Um roteiro prático de investigação
Primeiro, reproduza o crescimento com entradas controladas. Depois, ative o rastreamento antes do aquecimento, capture uma linha de base e repita unidades equivalentes de trabalho. Compare por lineno e por traceback, investigue as maiores diferenças positivas e verifique se elas continuam crescendo. Por fim, confronte o resultado com RSS, contadores de negócio e limites de caches.
Cuidados ao usar em testes e produção
Um teste de memória precisa tolerar pequenas variações do interpretador. Em vez de exigir um número exato de bytes, repita a operação, estabeleça uma margem baseada em medições e verifique uma tendência claramente anormal. Isole o teste de plugins, logs e processos paralelos. Resultados de versões diferentes do Python não devem ser comparados como se o alocador fosse idêntico.
Em produção, prefira uma janela curta e controlada. Ativar muitos frames durante horas pode consumir recursos justamente em um processo já pressionado. Registre a versão da aplicação, o volume processado e os horários dos snapshots; sem esse contexto, uma diferença grande pode refletir apenas cargas diferentes.
Chame tracemalloc.stop() ao terminar a coleta. clear_traces() apaga os rastros atuais e permite uma nova linha de base, mas invalida comparações com snapshots anteriores. Antes de limpar, salve apenas o artefato necessário em local protegido.
Ao comunicar o resultado, informe se o número representa tamanho atual, pico, diferença entre snapshots ou RSS. Cite as linhas suspeitas como pontos de investigação, não como culpa comprovada. A validação final deve mostrar que, após corrigir a retenção, a mesma carga estabiliza em rodadas sucessivas sem prejudicar o comportamento funcional.

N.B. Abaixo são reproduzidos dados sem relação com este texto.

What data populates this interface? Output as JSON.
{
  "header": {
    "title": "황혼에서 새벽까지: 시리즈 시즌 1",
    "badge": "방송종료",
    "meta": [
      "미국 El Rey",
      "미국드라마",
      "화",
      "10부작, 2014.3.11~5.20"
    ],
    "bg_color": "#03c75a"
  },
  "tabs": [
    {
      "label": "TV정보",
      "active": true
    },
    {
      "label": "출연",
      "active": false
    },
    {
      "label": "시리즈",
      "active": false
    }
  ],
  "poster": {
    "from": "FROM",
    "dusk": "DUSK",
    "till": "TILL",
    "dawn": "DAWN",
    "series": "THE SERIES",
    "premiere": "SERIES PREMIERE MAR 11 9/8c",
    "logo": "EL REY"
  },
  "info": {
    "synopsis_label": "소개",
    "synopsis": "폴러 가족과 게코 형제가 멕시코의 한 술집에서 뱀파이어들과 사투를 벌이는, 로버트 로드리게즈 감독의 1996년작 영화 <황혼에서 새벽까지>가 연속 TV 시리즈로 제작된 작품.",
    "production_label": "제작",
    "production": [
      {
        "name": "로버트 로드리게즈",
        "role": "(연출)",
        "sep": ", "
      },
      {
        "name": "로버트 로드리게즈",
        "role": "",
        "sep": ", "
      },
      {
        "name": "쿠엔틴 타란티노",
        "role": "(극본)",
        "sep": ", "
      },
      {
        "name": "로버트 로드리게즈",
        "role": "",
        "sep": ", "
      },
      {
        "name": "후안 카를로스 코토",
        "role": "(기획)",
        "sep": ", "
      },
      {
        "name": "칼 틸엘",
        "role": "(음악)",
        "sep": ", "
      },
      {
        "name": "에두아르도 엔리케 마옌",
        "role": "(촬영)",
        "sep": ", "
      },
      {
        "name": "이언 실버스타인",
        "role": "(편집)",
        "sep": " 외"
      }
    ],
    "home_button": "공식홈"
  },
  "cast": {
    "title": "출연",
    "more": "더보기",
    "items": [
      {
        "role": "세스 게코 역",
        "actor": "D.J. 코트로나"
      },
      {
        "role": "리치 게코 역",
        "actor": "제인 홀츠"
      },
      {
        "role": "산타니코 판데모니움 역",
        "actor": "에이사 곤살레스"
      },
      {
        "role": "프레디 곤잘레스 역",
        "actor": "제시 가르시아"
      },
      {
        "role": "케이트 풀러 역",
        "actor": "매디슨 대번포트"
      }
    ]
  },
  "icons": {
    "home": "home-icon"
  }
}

Combine o diagnóstico com cProfile para analisar CPU somente quando também houver uma pergunta de tempo de execução. CPU e memória são dimensões diferentes. Para retenção intencional, revise limites e TTL com cachetools.
A documentação oficial do tracemalloc, consultada em 28 de julho de 2026, detalha inicialização, snapshots, filtros, domínios e medição de pico. Use-a como referência da versão do Python executada pelo projeto. Com medições em pontos equivalentes e uma distinção clara entre heap rastreado e memória do processo, o módulo transforma um sintoma vago em hipóteses verificáveis.